In the face of the above circumstances, it would appear that on account of the delay in exhuming the body of Renuka and in the absence of any material proof of foul play and since it may also have been difficult to ascertain whether there was a snake bite, it cannot be said with any certainty that there was ill-treatment or physical hurt caused by the accused to Renuka leading to her death.
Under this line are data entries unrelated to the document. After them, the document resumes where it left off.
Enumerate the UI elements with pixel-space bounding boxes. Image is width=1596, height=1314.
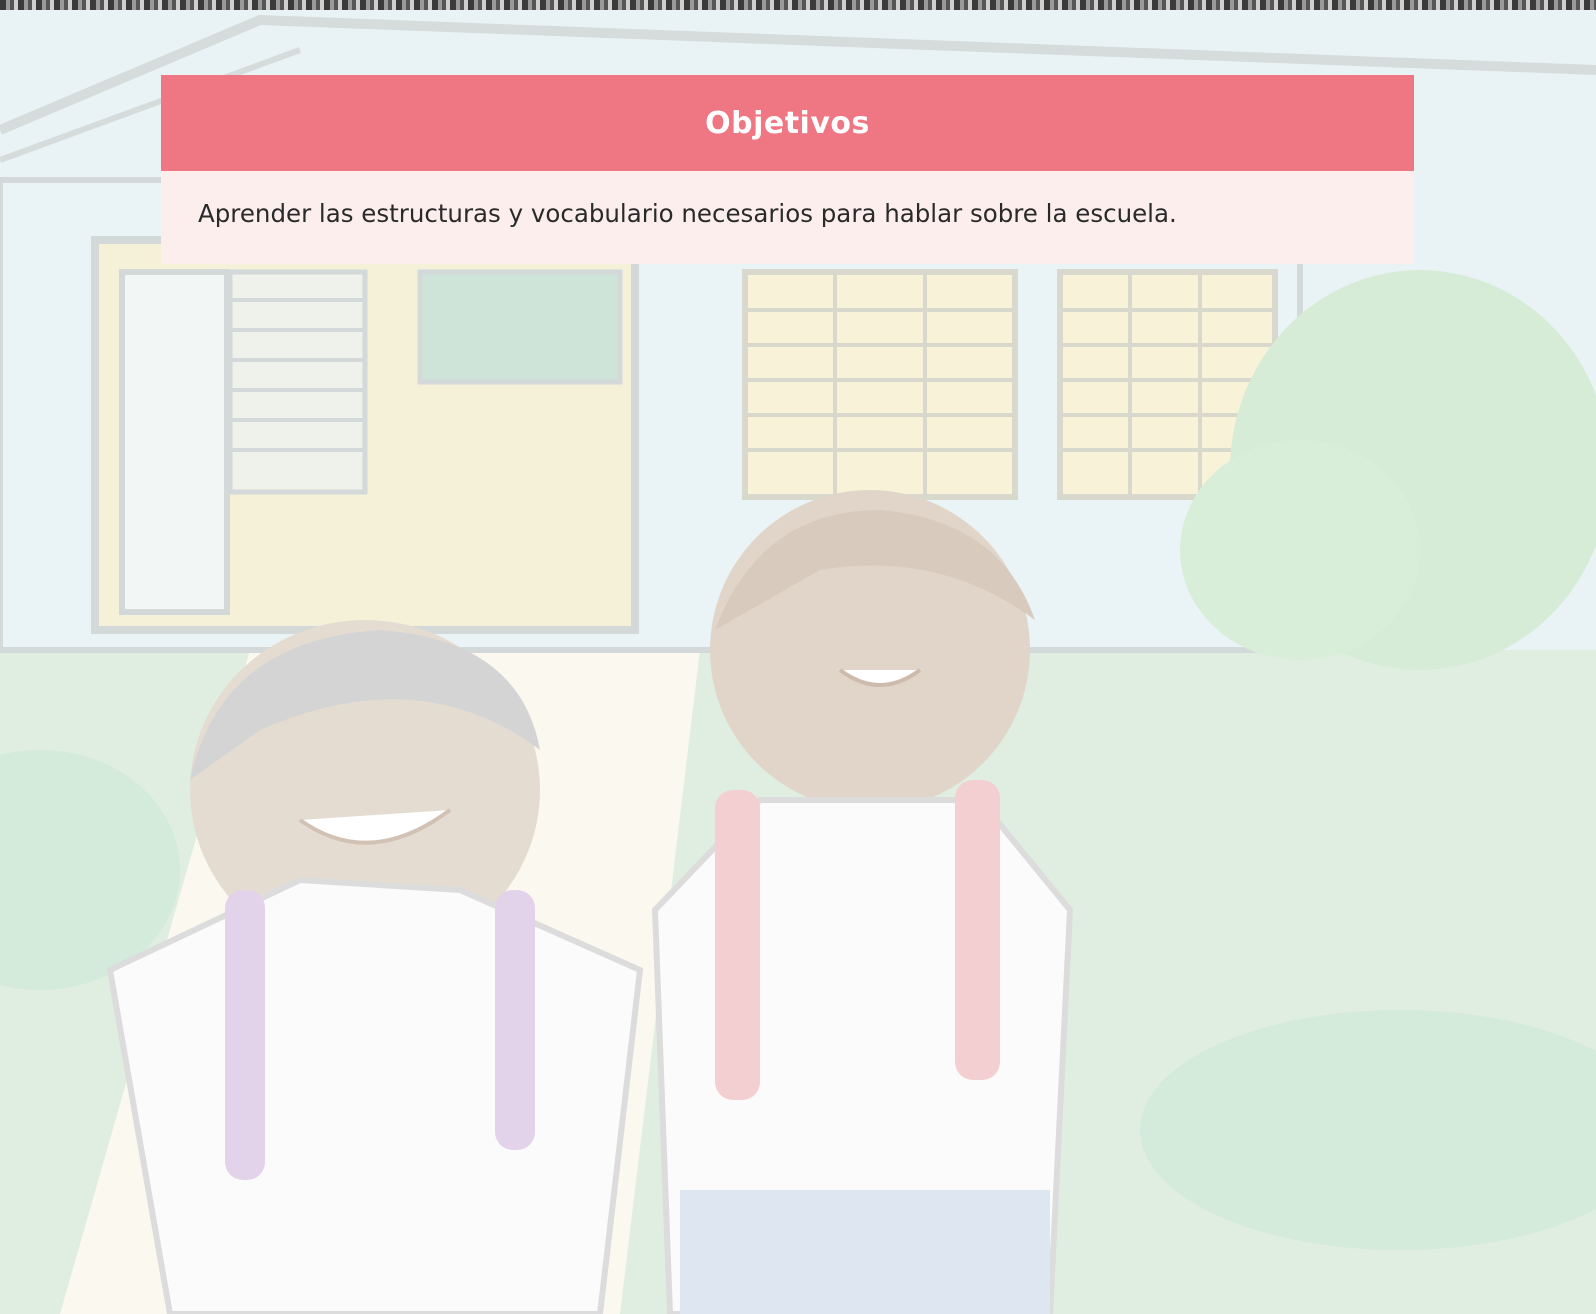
- objectives-card: Objetivos Aprender las estructuras y voc…: [161, 75, 1414, 264]
- objectives-title: Objetivos: [705, 105, 870, 141]
- decorative-top-border: [0, 0, 1596, 10]
- objectives-body: Aprender las estructuras y vocabulario n…: [161, 171, 1414, 264]
- objectives-text: Aprender las estructuras y vocabulario n…: [198, 199, 1177, 228]
- objectives-header: Objetivos: [161, 75, 1414, 171]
Faced with such a situation, it would certainly lead to a miscarriage of justice to presume on the basis of the statements made by the several witnesses that Renuka had died at the hands of 14 the accused. The delay in lodging the complaint was certainly fatal to the case, as the prosecution was seriously handicapped in being able to establish that the death of Renuka was homicidal in nature or that it was caused by the accused. The benefit of doubt which clearly exists, ought to be given to the accused and it would be opposed to settled principles of law if the accused are to be convicted on such evidence or rather, lack of it. Therefore, there is no hesitation in holding that the prosecution had failed to prove the homicidal death of Renuka or that the accused were responsible for her death.
Consequently, the appeal is allowed. The judgment of the court below is set aside. The accused are acquitted. The fine amount if any paid shall be refunded to the appellants.